I titled this blog “Silicon Bowery” because my company, Indaba Music, has been located on the Bowery in lower Manhattan since 2006. We have space in a renovated building that used to be a flophouse called The Windsor Hotel. For those who don’t know, the Bowery is a historic area at the intersection of the Lower East Side, Chinatown, Soho, Noho and Nolita. For many years throughout the 70s, 80s and 90s it was a high crime area, and earlier in the late 19th and early 20th centuries it was a hotbed fornew immigrant communities (see The Gangs of New York for a dramatized account of the area).
When we moved in above a Bowery restaurant supply company in 2006 the adjoining Soho neighborhood was already filled with digital agencies and a number of creative start ups. And since then, we’ve seen the arrival of Whole Foods, Pulinos (a great Italian restaurant from the owner of Balthazar), The swanky Bowery Hotel, and the New Museum of Modern Art. There are even some snazzy art galleries now mixed in among the restaurant supply shops and the Bowery Mission, our local homeless shelter. And of course, great venues like The Bowery Poetry Club are still around. Unfortunately, we also saw the departure of famed CBGB across the street, and its replacement by a John Varvatos store.

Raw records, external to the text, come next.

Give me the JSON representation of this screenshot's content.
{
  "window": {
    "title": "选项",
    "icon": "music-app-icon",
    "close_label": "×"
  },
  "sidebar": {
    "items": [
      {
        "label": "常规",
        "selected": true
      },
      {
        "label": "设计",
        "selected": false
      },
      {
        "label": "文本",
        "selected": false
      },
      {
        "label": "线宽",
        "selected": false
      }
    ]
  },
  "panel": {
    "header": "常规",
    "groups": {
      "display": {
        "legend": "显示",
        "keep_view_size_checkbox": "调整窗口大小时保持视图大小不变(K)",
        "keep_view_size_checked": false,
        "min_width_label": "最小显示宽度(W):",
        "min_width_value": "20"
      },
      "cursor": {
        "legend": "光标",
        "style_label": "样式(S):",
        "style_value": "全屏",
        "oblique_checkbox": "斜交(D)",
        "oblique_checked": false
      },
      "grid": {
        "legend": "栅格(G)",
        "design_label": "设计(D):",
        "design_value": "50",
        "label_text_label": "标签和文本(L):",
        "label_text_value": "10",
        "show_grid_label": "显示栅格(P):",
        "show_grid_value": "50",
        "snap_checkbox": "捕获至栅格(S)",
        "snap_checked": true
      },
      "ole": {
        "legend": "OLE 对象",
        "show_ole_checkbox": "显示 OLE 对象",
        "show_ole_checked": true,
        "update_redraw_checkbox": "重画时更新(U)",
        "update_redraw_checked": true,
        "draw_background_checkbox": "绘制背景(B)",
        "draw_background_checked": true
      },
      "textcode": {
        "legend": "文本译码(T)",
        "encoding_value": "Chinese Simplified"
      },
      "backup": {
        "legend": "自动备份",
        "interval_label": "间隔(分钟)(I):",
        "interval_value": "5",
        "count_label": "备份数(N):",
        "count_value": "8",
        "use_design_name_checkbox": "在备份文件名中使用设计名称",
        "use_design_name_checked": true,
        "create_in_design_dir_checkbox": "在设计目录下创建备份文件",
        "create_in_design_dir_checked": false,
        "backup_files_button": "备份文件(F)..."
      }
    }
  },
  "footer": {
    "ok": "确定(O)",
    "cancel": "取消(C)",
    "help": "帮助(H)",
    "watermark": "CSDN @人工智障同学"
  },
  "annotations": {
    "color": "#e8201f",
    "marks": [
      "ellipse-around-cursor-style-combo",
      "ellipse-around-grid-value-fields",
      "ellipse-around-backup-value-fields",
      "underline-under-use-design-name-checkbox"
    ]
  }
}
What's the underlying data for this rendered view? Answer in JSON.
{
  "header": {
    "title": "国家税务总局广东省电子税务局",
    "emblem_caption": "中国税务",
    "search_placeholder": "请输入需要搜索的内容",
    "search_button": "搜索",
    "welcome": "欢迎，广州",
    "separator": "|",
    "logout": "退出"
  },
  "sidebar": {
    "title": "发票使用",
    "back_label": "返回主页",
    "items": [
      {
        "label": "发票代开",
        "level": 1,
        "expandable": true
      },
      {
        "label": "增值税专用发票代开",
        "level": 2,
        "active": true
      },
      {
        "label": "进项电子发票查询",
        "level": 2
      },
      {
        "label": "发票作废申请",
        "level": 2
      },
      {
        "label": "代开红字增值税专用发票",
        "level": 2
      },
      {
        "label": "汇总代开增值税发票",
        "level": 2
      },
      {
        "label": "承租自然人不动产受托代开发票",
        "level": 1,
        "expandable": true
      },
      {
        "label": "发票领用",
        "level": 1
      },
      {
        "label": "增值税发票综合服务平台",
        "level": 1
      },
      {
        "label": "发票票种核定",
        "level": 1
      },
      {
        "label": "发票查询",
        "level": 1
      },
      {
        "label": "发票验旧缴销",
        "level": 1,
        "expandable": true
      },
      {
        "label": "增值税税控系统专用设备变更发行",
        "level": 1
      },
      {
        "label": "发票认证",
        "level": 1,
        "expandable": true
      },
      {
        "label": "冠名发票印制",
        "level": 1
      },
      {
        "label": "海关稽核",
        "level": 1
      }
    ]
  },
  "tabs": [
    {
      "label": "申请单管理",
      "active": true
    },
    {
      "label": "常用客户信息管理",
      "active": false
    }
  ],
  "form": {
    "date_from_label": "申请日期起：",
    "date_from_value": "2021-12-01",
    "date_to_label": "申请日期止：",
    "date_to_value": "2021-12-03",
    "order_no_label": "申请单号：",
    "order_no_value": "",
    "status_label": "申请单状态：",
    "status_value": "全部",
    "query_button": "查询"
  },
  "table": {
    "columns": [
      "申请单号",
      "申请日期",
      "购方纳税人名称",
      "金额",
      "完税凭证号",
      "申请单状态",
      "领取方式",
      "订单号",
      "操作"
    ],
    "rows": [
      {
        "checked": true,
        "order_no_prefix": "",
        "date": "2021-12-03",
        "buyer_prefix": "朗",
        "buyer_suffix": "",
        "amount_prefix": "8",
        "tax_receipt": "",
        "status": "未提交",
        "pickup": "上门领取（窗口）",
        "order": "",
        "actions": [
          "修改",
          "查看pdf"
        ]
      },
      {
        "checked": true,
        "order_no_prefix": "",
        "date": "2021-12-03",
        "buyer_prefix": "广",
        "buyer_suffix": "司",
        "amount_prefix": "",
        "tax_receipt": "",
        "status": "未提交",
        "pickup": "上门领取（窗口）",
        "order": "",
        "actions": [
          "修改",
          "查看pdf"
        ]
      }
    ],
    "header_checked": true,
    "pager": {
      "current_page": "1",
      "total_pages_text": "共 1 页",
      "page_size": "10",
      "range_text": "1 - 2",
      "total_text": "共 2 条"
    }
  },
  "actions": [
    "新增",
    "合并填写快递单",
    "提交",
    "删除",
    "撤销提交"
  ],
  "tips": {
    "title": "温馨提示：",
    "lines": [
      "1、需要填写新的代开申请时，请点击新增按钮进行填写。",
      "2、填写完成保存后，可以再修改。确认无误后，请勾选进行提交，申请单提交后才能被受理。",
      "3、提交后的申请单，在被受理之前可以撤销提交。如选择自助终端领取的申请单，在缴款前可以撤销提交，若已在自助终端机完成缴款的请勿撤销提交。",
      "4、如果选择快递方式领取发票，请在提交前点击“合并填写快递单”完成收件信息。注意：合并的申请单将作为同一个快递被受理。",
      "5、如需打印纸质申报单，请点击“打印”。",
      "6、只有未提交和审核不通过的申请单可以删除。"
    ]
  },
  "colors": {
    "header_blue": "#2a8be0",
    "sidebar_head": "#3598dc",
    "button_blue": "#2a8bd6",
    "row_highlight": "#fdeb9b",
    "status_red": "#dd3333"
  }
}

For the first time, I really feel like a real tech community is coalescing around the Bowery. This year, Foursquare took office space in the old Village Voice building up the street towards Cooper Union. Scratch DJ Academy took space in the same building. And an unidentified start up has taken up residence in a building across the street from Indaba. We don’t know who they are, but they look young and tech savvy. We are attempting to communicate via hand signals and carrier pigeon. And today, J.J. and I were leaving the office and overheard a young man say the words “Amazon Web Services” into his iPhone as he nearly tripped over a homeless man. I don’t know which company he works for, but I know he’s part of the increasingly silicon Bowery.